Mahmoud Darwish: ‘Till my End and Till Its End’
Each Mahmoud Darwish Day (March 13), share new work by or about Darwish (March 13, 1941 – August 9, 2008), one of the great poets of the twentieth century.
Till My End and Till Its End
By Mahmoud Darwish
Translated by Marilyn Hacker
Are you tired of walking
My son, are you tired?
— Yes, Papa
Your night stretches out on the road
And my heart spills on the earth of your night.
— You’ve always been agile as a cat!
Climb on my shoulders
And we’ll take a shortcut through
The last forest of terebinth and oak
Galilee is to the north of us
And Lebanon behind us
And all the sky is ours from Damascus
To the beautiful walls of Acre
— And after that?
— We’ll go home
Do you know the way, my son?
Yes, Papa
East of the carob tree on the main road
There is a little path hemmed in by cactuses
At first, then it goes to the well
Getting wider and wider, then it leads
To the grapevines of Uncle Jamil
Who sells tobacco and sweets,
Then it loses itself on the threshing floor before
It picks itself up, comes in and sits down in our house
Like a parakeet.
— Do you know our home, my son?
I know it as well as I know the path
Jasmin grows around the iron gate
There are footprints of light on the stone steps
Behind the house a sunflower stares into the distance
And domestic bees prepare Grandfather’s breakfast
On a wicker platter.
In the courtyard, there is a well, a willow and a horse
And one of these tomorrows our pages will be leafed through behind the wall…
Papa, are you tired?
I see drops of sweat in your eyes.
— Yes, my son, I’m tired… Will you carry me?
— Just the way you carried me, Papa
And I’ll carry that tenderness
Until
My beginning and its beginning
And I’ll follow this road until
My end…. And until its end
Mahmoud Darwish was one of the great poets of the twentieth century.
Marilyn Hacker is the author of eighteen books of poems, most recently “Calligraphies” (Norton,2023) , two collaborative books, and twenty-two translations of French and francophone poets including Vénus Khoury-Ghata and Samira Negrouche . She has also translated work by Fadwa Suleiman, Golan Haji, and others from Arabic. “Water to Water,” a collaboration with Deema Shehabi, was published in December by Interlink Press.

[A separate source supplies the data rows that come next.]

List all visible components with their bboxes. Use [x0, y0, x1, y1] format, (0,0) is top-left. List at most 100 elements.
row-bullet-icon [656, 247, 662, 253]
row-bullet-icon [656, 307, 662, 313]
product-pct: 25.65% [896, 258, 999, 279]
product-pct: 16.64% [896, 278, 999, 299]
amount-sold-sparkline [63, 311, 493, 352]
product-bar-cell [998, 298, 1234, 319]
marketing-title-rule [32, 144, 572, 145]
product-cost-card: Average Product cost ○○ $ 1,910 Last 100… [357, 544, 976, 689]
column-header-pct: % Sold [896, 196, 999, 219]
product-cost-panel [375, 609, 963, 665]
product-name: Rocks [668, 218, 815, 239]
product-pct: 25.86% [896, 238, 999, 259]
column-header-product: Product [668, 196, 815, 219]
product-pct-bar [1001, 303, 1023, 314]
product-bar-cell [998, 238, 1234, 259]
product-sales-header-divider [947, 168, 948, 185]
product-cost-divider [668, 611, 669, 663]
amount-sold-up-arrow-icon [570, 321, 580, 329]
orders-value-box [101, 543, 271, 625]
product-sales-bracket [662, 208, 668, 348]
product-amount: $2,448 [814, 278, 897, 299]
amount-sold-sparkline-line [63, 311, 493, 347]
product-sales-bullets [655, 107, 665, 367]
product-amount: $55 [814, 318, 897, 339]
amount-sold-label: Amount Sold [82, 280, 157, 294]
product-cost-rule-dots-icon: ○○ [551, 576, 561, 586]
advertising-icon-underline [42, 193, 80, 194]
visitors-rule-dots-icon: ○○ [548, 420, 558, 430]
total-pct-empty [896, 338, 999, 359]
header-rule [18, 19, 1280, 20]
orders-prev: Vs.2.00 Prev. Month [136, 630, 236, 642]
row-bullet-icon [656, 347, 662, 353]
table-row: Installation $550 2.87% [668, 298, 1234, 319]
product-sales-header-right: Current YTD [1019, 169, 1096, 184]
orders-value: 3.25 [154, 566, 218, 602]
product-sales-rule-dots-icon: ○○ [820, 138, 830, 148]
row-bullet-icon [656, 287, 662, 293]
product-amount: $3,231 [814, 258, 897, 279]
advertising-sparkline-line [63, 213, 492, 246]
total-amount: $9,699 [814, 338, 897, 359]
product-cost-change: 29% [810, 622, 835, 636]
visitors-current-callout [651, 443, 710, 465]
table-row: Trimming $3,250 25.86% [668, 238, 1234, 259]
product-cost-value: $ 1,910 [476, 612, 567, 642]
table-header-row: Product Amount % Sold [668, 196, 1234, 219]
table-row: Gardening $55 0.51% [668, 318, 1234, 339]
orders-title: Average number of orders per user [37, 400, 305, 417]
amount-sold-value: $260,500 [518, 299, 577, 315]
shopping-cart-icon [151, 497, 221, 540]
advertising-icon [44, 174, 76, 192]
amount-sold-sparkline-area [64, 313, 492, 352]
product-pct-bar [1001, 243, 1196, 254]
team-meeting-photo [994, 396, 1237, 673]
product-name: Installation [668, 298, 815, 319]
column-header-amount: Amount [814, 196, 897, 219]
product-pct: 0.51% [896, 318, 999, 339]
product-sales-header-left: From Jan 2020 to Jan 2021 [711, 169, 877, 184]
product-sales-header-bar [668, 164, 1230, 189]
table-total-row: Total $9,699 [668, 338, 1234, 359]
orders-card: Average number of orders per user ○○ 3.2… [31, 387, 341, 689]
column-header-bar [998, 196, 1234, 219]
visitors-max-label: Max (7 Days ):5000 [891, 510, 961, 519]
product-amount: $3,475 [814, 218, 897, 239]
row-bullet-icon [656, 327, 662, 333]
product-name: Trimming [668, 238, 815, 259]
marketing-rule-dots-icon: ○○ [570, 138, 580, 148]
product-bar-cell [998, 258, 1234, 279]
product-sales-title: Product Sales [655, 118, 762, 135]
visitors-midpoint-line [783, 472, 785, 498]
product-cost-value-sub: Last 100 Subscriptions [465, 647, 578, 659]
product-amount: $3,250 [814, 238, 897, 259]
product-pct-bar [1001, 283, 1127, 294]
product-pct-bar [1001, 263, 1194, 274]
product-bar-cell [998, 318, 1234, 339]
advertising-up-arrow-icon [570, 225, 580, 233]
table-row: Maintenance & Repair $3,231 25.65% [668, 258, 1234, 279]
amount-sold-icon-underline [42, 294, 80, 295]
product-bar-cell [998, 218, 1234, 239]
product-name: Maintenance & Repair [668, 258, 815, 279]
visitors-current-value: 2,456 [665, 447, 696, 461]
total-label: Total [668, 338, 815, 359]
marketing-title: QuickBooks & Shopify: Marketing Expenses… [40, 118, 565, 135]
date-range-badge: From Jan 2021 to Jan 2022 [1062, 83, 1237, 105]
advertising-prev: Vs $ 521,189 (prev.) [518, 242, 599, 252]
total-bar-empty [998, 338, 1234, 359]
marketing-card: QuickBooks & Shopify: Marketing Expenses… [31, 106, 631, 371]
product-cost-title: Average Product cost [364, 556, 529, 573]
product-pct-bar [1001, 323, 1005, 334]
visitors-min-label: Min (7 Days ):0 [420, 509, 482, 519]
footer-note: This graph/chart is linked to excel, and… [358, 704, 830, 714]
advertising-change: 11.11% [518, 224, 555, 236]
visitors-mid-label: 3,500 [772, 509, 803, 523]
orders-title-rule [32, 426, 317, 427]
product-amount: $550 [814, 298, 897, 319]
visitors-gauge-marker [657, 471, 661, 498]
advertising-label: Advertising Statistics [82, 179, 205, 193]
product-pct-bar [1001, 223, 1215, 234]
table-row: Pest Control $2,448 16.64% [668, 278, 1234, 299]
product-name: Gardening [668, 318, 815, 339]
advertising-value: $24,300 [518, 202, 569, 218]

Mahmoud Darwish: ‘Till my End and Till Its End’ – ARABLIT & ARABLIT QUARTERLY | Ned Hamson's Second Line View of the News
March 13, 2026 @ 12:37 pm
[…] Source: Mahmoud Darwish: ‘Till my End and Till Its End’ – ARABLIT & ARABLIT QUARTERLY […]
March 13, 2026 @ 8:27 pm
Thanks to Marilyn Hacker for this fluid translation, and more thanks to ArabLit for facilitating it. Mahmoud Darwish will stay critical and relevant for ages due to his talents and the endless suffering of the Palestinian people. That suffering now is spreading to Lebanon, Syria, Iraq, Iran, among more states, and Darwish’s writings are instrumental to its understanding.